To solve this problem, the authors developed AUTOHALLUSION, an automated approach that generates diverse examples of hallucinations. This system uses several strategies: it can add unusual objects to images, remove relevant objects, or change the relationships between objects. It then creates questions based on these images that challenge the model's understanding. By doing this, AUTOHALLUSION helps identify when models make mistakes due to hallucinations and allows for more effective testing of their capabilities.

Why it matters?

This research is important because it provides a more reliable way to evaluate and improve vision-language models by focusing on their ability to avoid hallucinations. By creating benchmarks that accurately reflect potential issues, researchers can better understand how these models work and develop strategies to make them more accurate and trustworthy in real-world applications.

Abstract

Large vision-language models (LVLMs) hallucinate: certain context cues in an image may trigger the language module's overconfident and incorrect reasoning on abnormal or hypothetical objects.
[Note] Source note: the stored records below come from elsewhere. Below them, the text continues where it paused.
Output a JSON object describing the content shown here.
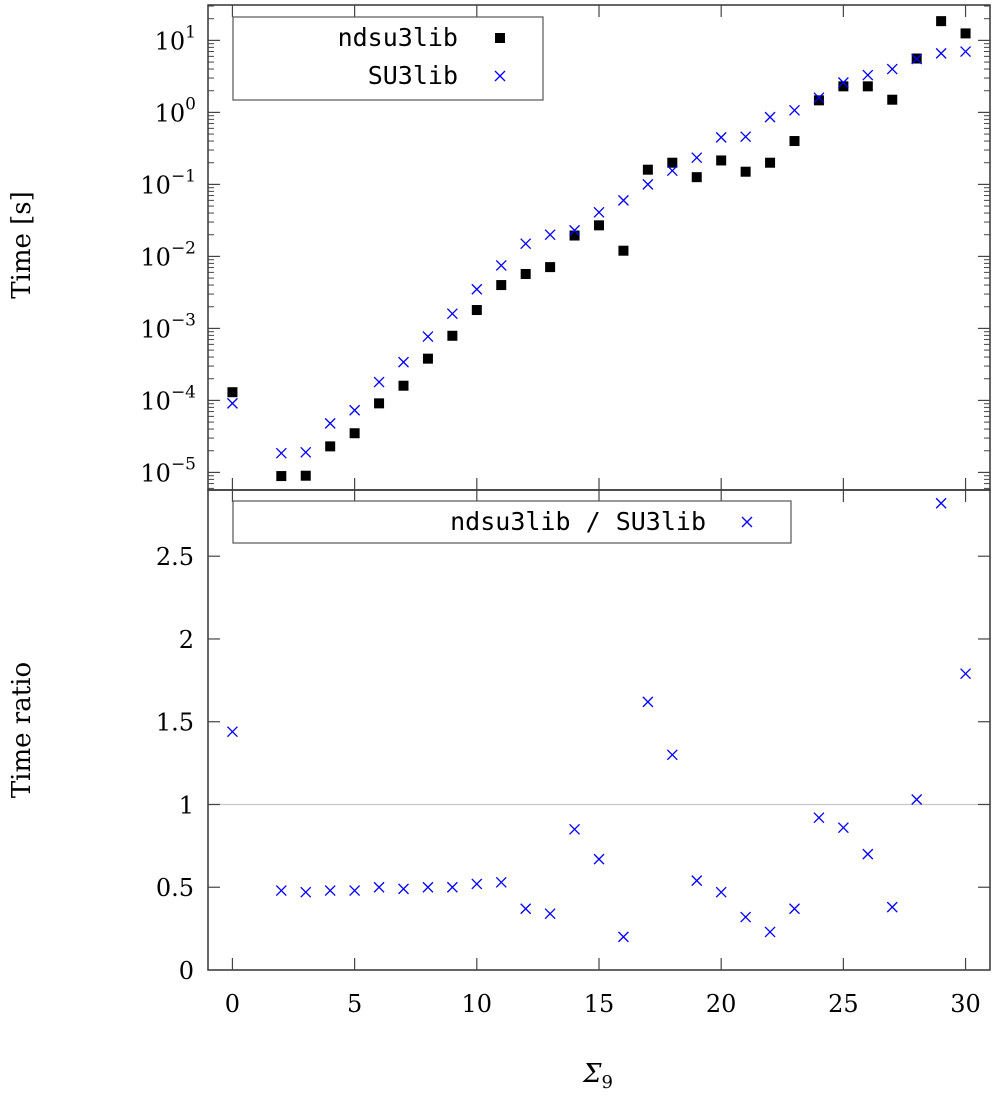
{
  "chart_data": [
    {
      "type": "scatter",
      "ylabel": "Time [s]",
      "yscale": "log",
      "ylim": [
        5.7e-06,
        31
      ],
      "xlim": [
        -1,
        31
      ],
      "yticks": [
        "10^1",
        "10^0",
        "10^-1",
        "10^-2",
        "10^-3",
        "10^-4",
        "10^-5"
      ],
      "legend": "top-left",
      "x": [
        0,
        2,
        3,
        4,
        5,
        6,
        7,
        8,
        9,
        10,
        11,
        12,
        13,
        14,
        15,
        16,
        17,
        18,
        19,
        20,
        21,
        22,
        23,
        24,
        25,
        26,
        27,
        28,
        29,
        30
      ],
      "series": [
        {
          "name": "ndsu3lib",
          "marker": "square",
          "color": "#000000",
          "values": [
            0.00013,
            8.9e-06,
            9e-06,
            2.3e-05,
            3.5e-05,
            9.1e-05,
            0.00016,
            0.00038,
            0.00079,
            0.0018,
            0.004,
            0.0057,
            0.0071,
            0.0195,
            0.027,
            0.012,
            0.16,
            0.2,
            0.126,
            0.215,
            0.15,
            0.2,
            0.4,
            1.47,
            2.3,
            2.3,
            1.5,
            5.6,
            18.5,
            12.5
          ]
        },
        {
          "name": "SU3lib",
          "marker": "cross",
          "color": "#0000ff",
          "values": [
            9.1e-05,
            1.85e-05,
            1.9e-05,
            4.8e-05,
            7.3e-05,
            0.00018,
            0.00034,
            0.00077,
            0.0016,
            0.0035,
            0.0075,
            0.015,
            0.02,
            0.023,
            0.041,
            0.06,
            0.1,
            0.155,
            0.235,
            0.45,
            0.46,
            0.86,
            1.07,
            1.6,
            2.6,
            3.3,
            4.0,
            5.5,
            6.6,
            7.0
          ]
        }
      ]
    },
    {
      "type": "scatter",
      "xlabel": "Σ9",
      "ylabel": "Time ratio",
      "xlim": [
        -1,
        31
      ],
      "ylim": [
        0,
        2.9
      ],
      "xticks": [
        "0",
        "5",
        "10",
        "15",
        "20",
        "25",
        "30"
      ],
      "yticks": [
        "0",
        "0.5",
        "1",
        "1.5",
        "2",
        "2.5"
      ],
      "reference_line": 1,
      "legend": "top",
      "x": [
        0,
        2,
        3,
        4,
        5,
        6,
        7,
        8,
        9,
        10,
        11,
        12,
        13,
        14,
        15,
        16,
        17,
        18,
        19,
        20,
        21,
        22,
        23,
        24,
        25,
        26,
        27,
        28,
        29,
        30
      ],
      "series": [
        {
          "name": "ndsu3lib / SU3lib",
          "marker": "cross",
          "color": "#0000ff",
          "values": [
            1.44,
            0.48,
            0.47,
            0.48,
            0.48,
            0.5,
            0.49,
            0.5,
            0.5,
            0.52,
            0.53,
            0.37,
            0.34,
            0.85,
            0.67,
            0.2,
            1.62,
            1.3,
            0.54,
            0.47,
            0.32,
            0.23,
            0.37,
            0.92,
            0.86,
            0.7,
            0.38,
            1.03,
            2.82,
            1.79
          ]
        }
      ]
    }
  ]
}
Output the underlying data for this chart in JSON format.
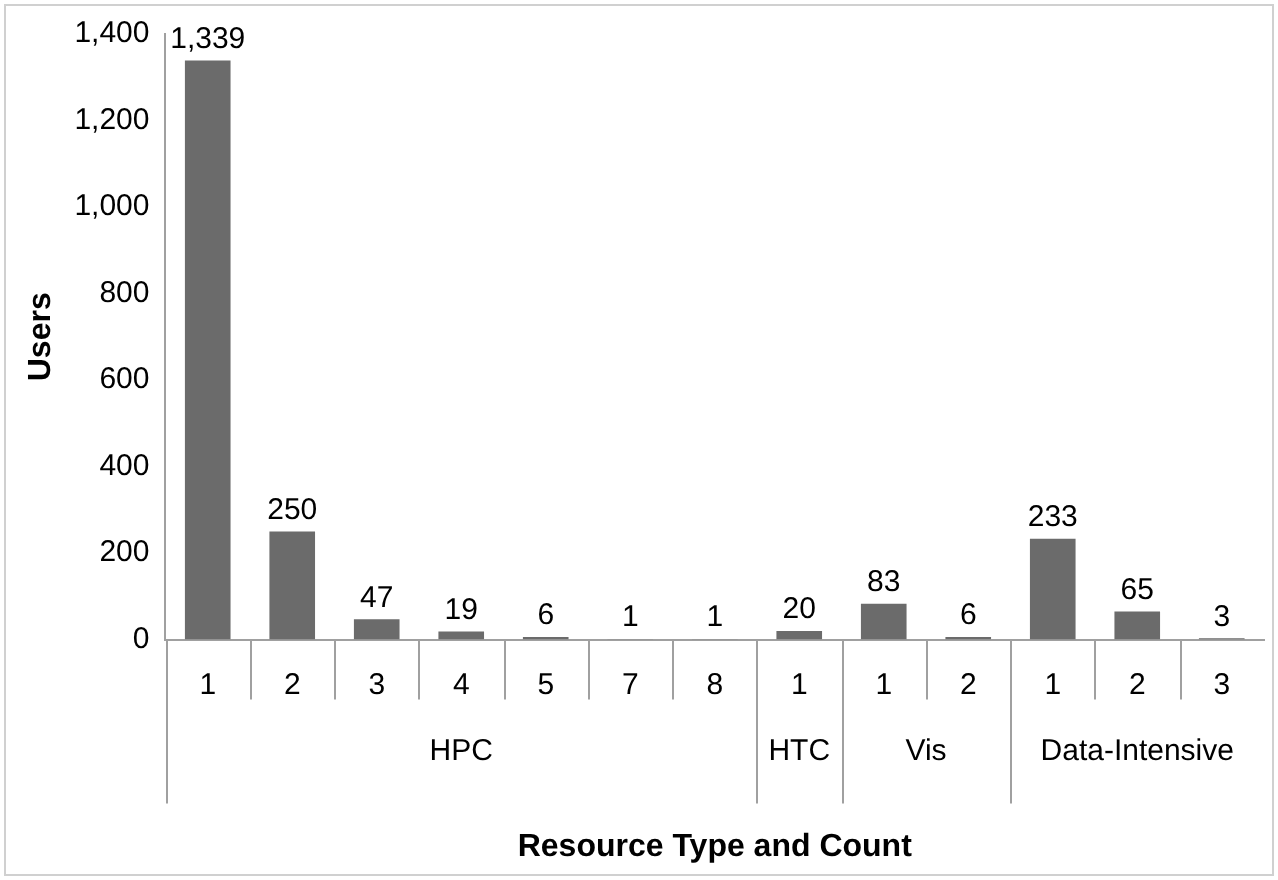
{
  "chart_data": {
    "type": "bar",
    "xlabel": "Resource Type and Count",
    "ylabel": "Users",
    "categories": [
      "1",
      "2",
      "3",
      "4",
      "5",
      "7",
      "8",
      "1",
      "1",
      "2",
      "1",
      "2",
      "3"
    ],
    "annotations": [
      "HPC",
      "HTC",
      "Vis",
      "Data-Intensive"
    ],
    "value_labels": [
      "1,339",
      "250",
      "47",
      "19",
      "6",
      "1",
      "1",
      "20",
      "83",
      "6",
      "233",
      "65",
      "3"
    ],
    "values": [
      1339,
      250,
      47,
      19,
      6,
      1,
      1,
      20,
      83,
      6,
      233,
      65,
      3
    ],
    "color": "#6b6b6b",
    "ylim": [
      0,
      1400
    ],
    "yticks": [
      0,
      200,
      400,
      600,
      800,
      {
        "value": 1000,
        "label": "1,000"
      },
      {
        "value": 1200,
        "label": "1,200"
      },
      {
        "value": 1400,
        "label": "1,400"
      }
    ],
    "grid": false,
    "legend": false
  }
}
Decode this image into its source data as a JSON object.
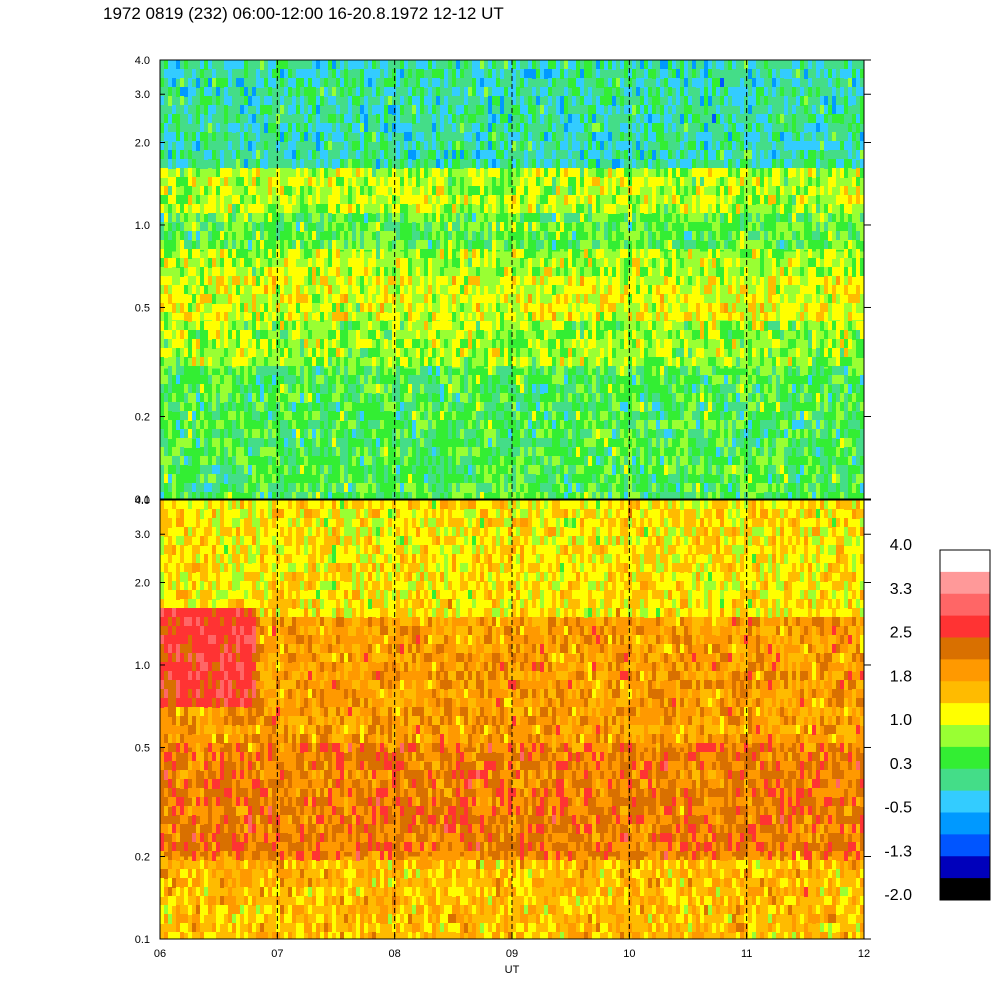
{
  "title": "1972 0819 (232) 06:00-12:00 16-20.8.1972  12-12 UT",
  "chart_data": [
    {
      "type": "heatmap",
      "panel": "upper",
      "x_ticks": [
        "06",
        "07",
        "08",
        "09",
        "10",
        "11",
        "12"
      ],
      "y_ticks": [
        "0.1",
        "0.2",
        "0.5",
        "1.0",
        "2.0",
        "3.0",
        "4.0"
      ],
      "y_scale": "log",
      "ylim": [
        0.1,
        4.0
      ],
      "xlim_hours": [
        6,
        12
      ],
      "dashed_gridlines_at_hours": [
        7,
        8,
        9,
        10,
        11
      ],
      "dominant_levels": [
        {
          "y_from": 0.1,
          "y_to": 0.3,
          "value": 0.4
        },
        {
          "y_from": 0.3,
          "y_to": 0.45,
          "value": 0.8
        },
        {
          "y_from": 0.45,
          "y_to": 0.65,
          "value": 1.1
        },
        {
          "y_from": 0.65,
          "y_to": 0.8,
          "value": 0.9
        },
        {
          "y_from": 0.8,
          "y_to": 1.1,
          "value": 0.5
        },
        {
          "y_from": 1.1,
          "y_to": 1.6,
          "value": 0.9
        },
        {
          "y_from": 1.6,
          "y_to": 4.0,
          "value": 0.0
        }
      ]
    },
    {
      "type": "heatmap",
      "panel": "lower",
      "x_ticks": [
        "06",
        "07",
        "08",
        "09",
        "10",
        "11",
        "12"
      ],
      "y_ticks": [
        "0.1",
        "0.2",
        "0.5",
        "1.0",
        "2.0",
        "3.0",
        "4.0"
      ],
      "y_scale": "log",
      "ylim": [
        0.1,
        4.0
      ],
      "xlim_hours": [
        6,
        12
      ],
      "xlabel": "UT",
      "dashed_gridlines_at_hours": [
        7,
        8,
        9,
        10,
        11
      ],
      "dominant_levels": [
        {
          "y_from": 0.1,
          "y_to": 0.2,
          "value": 1.6
        },
        {
          "y_from": 0.2,
          "y_to": 0.5,
          "value": 2.2
        },
        {
          "y_from": 0.5,
          "y_to": 1.5,
          "value": 1.9
        },
        {
          "y_from": 1.5,
          "y_to": 4.0,
          "value": 1.3
        }
      ],
      "hotspot": {
        "x_hours": [
          6.0,
          6.8
        ],
        "y": [
          0.7,
          1.6
        ],
        "value": 2.7
      }
    },
    {
      "type": "colorbar",
      "labels": [
        "4.0",
        "3.3",
        "2.5",
        "1.8",
        "1.0",
        "0.3",
        "-0.5",
        "-1.3",
        "-2.0"
      ],
      "range": [
        -2.0,
        4.0
      ],
      "colors": [
        "#ffffff",
        "#ff9999",
        "#ff6666",
        "#ff3333",
        "#d97000",
        "#ff9900",
        "#ffbb00",
        "#ffff00",
        "#99ff33",
        "#33ee33",
        "#44dd88",
        "#33ccff",
        "#0099ff",
        "#0055ff",
        "#0000bb",
        "#000000"
      ]
    }
  ]
}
Though a few benchmarks have been developed to investigate LVLM hallucinations, they mainly rely on hand-crafted corner cases whose fail patterns may hardly generalize, and finetuning on them could undermine their validity. These motivate us to develop the first automatic benchmark generation approach, AUTOHALLUSION, that harnesses a few principal strategies to create diverse hallucination examples. It probes the language modules in LVLMs for context cues and uses them to synthesize images by: (1) adding objects abnormal to the context cues; (2) for two co-occurring objects, keeping one and excluding the other; or (3) removing objects closely tied to the context cues. It then generates image-based questions whose ground-truth answers contradict the language module's prior. A model has to overcome contextual biases and distractions to reach correct answers, while incorrect or inconsistent answers indicate hallucinations. AUTOHALLUSION enables us to create new benchmarks at the minimum cost and thus overcomes the fragility of hand-crafted benchmarks. It also reveals common failure patterns and reasons, providing key insights to detect, avoid, or control hallucinations. Comprehensive evaluations of top-tier LVLMs, e.g., GPT-4V(ision), Gemini Pro Vision, Claude 3, and LLaVA-1.5, show a 97.7% and 98.7% success rate of hallucination induction on synthetic and real-world datasets of AUTOHALLUSION, paving the way for a long battle against hallucinations.